In a statement yesterday, the actor said: "I would like to say that I am very sorry for any offence that has been caused as a result of my comments.
"I would never say that victims of sexual offences are in any way responsible for the abuse they have suffered and I offer my deepest apologies if anything I have said has been misunderstood in this way.
"I had no intention of causing any kind of distress and I offer my utmost sympathies to anyone affected by sexual offences and paedophilia."
His comments drew stinging criticism from the National Association for People Abused in Childhood, which called them an insult to abuse victims.
Roache caused outrage with the interview in which the furore around the Jimmy Savile revelations were discussed.
Former DJ Savile has now been exposed as one of the UK's most prolific paedophiles.
Roache said in the interview: "If you accept that you are pure love, and if you know that you are pure love and therefore live that pure love, these things won't happen to you."

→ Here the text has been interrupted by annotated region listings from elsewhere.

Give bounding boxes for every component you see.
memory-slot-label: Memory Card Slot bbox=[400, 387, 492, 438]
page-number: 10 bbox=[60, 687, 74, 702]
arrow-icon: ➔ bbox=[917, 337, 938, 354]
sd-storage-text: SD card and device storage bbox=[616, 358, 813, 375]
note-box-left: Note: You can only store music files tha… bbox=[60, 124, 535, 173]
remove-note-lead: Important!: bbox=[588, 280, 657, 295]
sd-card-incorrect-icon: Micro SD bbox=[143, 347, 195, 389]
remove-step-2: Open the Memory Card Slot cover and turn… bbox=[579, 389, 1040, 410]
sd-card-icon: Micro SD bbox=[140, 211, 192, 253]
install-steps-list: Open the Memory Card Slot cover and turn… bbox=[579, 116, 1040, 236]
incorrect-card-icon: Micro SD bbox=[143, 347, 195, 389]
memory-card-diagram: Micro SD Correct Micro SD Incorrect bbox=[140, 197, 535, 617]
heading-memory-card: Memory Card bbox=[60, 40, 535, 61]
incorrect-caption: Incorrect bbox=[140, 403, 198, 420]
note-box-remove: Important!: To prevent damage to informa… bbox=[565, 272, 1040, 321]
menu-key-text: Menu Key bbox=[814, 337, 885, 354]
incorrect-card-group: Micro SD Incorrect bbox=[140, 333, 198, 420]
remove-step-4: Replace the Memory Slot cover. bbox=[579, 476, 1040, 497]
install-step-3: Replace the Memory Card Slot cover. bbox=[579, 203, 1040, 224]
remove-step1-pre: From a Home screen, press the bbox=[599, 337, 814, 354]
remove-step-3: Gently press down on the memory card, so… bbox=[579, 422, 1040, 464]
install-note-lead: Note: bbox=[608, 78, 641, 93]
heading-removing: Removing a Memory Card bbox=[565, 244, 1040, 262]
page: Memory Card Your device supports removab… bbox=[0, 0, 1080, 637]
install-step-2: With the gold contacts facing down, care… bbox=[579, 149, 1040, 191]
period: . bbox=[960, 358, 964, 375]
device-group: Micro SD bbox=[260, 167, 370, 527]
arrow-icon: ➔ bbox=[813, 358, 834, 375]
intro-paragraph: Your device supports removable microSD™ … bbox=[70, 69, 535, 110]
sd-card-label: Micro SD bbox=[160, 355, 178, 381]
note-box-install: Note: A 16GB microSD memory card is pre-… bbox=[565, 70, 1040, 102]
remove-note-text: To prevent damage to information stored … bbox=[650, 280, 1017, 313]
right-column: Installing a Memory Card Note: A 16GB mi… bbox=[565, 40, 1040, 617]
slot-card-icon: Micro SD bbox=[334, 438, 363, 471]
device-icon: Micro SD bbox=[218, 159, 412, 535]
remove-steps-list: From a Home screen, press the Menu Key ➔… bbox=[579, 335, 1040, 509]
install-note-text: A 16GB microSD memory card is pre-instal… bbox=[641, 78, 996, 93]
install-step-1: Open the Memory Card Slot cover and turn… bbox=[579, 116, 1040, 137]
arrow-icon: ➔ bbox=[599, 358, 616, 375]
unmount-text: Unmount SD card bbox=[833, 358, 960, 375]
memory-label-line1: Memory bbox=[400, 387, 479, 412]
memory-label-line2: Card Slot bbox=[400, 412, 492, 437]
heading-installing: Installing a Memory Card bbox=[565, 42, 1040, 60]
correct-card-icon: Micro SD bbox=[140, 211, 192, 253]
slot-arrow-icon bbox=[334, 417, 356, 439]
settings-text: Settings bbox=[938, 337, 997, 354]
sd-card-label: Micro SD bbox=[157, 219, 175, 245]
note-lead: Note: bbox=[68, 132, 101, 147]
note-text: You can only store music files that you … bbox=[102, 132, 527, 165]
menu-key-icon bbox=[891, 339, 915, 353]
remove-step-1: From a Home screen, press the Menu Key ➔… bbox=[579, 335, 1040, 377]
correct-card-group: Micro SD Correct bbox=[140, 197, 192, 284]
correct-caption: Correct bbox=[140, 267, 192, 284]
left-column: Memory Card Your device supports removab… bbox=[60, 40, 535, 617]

Interviewer Garth Bray said: "To some people that sounds perhaps like you're saying victims bring things on themselves – is that what you're saying?"
Roache replied: "No, not quite, but and yet I am, because everything that happens to us has been a result of what we have been in previous lives."
Roache called for anonymity for all those accused of child sex offences because of the stigma they faced even if innocent.
He said: "Paedophilia is absolutely horrendous. Paedophiles should be sought out, rooted out and dealt with.
"But there's a fringe of people who, particularly pop singers, they have these groupies, these girls, who come, they're sexually active, sexually mature, they don't ask for their birth certificate, they don't know what age they may be."
Dr Jon Bird, from Napac, condemned Roache's "hippy-dippy" spiritualist beliefs, saying child sex abuse left people with horrific physical and mental scars.